It’s a grand fall in New England, though warm in a way I don’t like. The leaves have passed that haunting orange-pink to settle in their crimsons and golds and all the other colors that make sense to the eye.
Halloween came and went—a season in which I revisit books of a certain character, and while I do read horror now, horror isn’t quite what I mean. There’s an autumnal quality that draws me, and a particular take on American society and Americana: Something Wicked This Way Comes, the Addams family, Peace, folk tales. For the last handful of years I’ve re-read Zelazny’s classic A Night in the Lonesome October, which is ostensibly set outside of London, but has, thanks I think to its interest in old Universal monster movies, a similar vibe. Other books have the same key, without any monsters: The Westing Game, for instance, and Little, Big. (ThoughLittle, Big is one of the most flexibly seasonal books I know. Most books either have a clear seasonality—Helprin’s A Winter’s Tale in winter, say—or very little seasonality. I’ve read Little, Big in every season, and it’s seemed perfectly fit to each.)

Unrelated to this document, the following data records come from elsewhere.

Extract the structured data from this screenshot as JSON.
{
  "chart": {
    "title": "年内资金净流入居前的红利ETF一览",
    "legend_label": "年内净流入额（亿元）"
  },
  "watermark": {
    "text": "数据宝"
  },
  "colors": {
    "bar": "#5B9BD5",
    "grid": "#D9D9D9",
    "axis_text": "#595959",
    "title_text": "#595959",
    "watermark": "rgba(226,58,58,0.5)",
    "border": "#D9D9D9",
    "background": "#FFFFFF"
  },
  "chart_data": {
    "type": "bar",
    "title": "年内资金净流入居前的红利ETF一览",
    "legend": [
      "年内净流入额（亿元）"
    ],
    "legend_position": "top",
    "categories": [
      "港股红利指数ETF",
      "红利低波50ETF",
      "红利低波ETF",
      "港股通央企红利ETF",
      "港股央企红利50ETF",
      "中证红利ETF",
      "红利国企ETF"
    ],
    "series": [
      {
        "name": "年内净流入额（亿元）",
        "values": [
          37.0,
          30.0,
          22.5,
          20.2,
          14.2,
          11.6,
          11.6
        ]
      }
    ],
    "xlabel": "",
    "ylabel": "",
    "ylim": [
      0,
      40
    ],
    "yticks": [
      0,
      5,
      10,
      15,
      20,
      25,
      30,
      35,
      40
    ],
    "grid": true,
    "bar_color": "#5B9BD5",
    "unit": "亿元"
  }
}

This year’s new (to me) discovery was Kate Milford’s The Boneshaker, bluesy and haunting and featuring one of my favorite folk tales, the tale of Stingy Jack, which I believe is a Scottish or Irish story originally—but which I encountered first in an American telling, and which seems, especially in its end, a distinctly American parable. The Boneshaker also stands out for opening with enormous portent, with many mysterious figures stalking around doing Mysterious Stuff, and—to my pleasant surprise—follows through on all counts, rather than vagueing off into mystery-box land.

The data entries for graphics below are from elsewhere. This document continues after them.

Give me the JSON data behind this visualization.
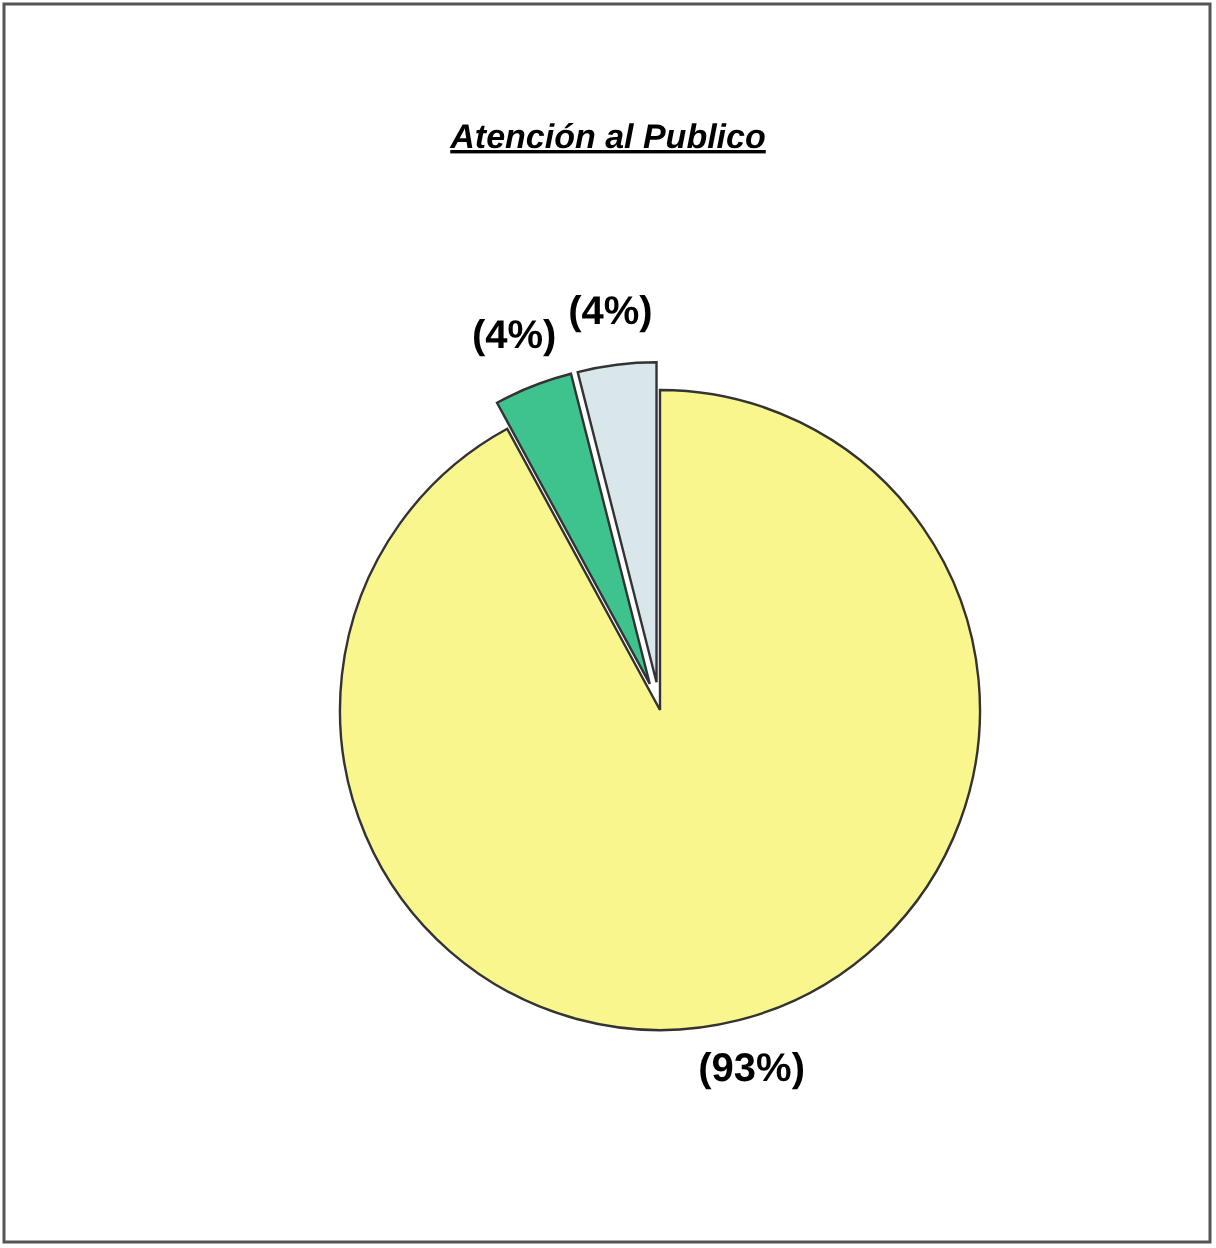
{
  "chart_data": {
    "type": "pie",
    "title": "Atención al Publico",
    "categories": [
      null,
      null,
      null
    ],
    "values": [
      93,
      4,
      4
    ],
    "colors": [
      "#f8f68c",
      "#3fc38e",
      "#d9e7ea"
    ],
    "value_labels": [
      "(93%)",
      "(4%)",
      "(4%)"
    ]
  }
}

I’m curious what binds these books. There’s a sort of dry-leaf whimsy to them, but that’s not all. There’s a sensitivity to Americana, played slant. Perhaps it’s the sense of the charming cheap plastic monster mask removed, to reveal the real monster—or is that just another mask? Can we choose our faces? And what might that choice reveal?
Last Sunday I took part in a goblin-themed Halloween charity prose-off, hosted by the fine folks at Pandemonium Books. It worked like this: each round, we three writers each drew a story prompt from a basket. We then had ten minutes to write a story, or a piece of one, involving our word, and goblins; then, we read our results aloud, and moved on to the next round, for a total of three rounds. It’s a fun exercise, and let me tell you, ten minutes goes by fast. But I liked the snippets of zero-drafty microfiction I ended up with, and I thought you might enjoy them too. The titles are the prompts I received, in case you want to try this exercise at home.
Villain
He cowered behind the barn while the heroes soared above.
It was the sound of wings that woke him in the cold before dawn—their avalanche sweep. He had time to grab his gobbling from the crib, and scuttle out the window, before the fireballs fell.
Wargs screamed in the kennels as they died, and the wind wafted the stench of roast aurochs and burnt hair. Through the fire came the rainbow light of an unsheathed holy sword.
He clutched his gobbling to his chest, and heard her coo.
Villain, that was what the heroes heard—and somehow never thought that it meant farmer.
Comedy
On Friday the Comedy came to town.
We ran from our homes to see them, leaving our dinners half-eaten, our mothers calling admonishments after, come home before the late bell, come home before the gates close, come home, come home—and we did not listen.
Masked, they dazzled us.
Pantaloon staggered pompous and rich upon the stage. The Lovers sparkled. Scaramouche with his twisted leering mask gamboled and plotted in the wings.
Vincenzo and Alonso could not keep their eyes off the Lovers, and they dared each other on—to sneak into the wagons and see them bare. Come home, we said, echoing our mothers. Come home. But they did not listen.
Vincenzo we found later, after the Comedy wagons left. He trembled and could not speak, but to say—they were not masks.
Wild West
“Y’all ain’t from around here, are ya?”
“What ever,” Grothmog said, in his most studied and noncommittal voice, “gave you that idea?”
Go west, young man, the papers said. And Grothmog had said, he’d said, that Arglog had focused too much on the first part, ignoring the pivotal final word. So here they were. They might not be the meanest cowpokes in the west, but they certainly were the greenest.
The local boys circled their table, blocking out the light that streamed through the saloon doors and the paper windows. “You gettin’ fresh with us, gobbo?”
“I would not dream,” Gothmog said—his hand resting, casually, on the pearl handle of his .45. “I doubt there’s been anything fresh in this establishment for quite some time.”
That’s all I have for this week. Take care of yourselves. Enjoy the autumn. And: vote!
OMG what lovely microfiction :) I love how poetic, florid your style is -- a nice alternate from the relatively straightforward style I usually associate with your books. I hope there are more such fundraisers in the future, such as I can attend!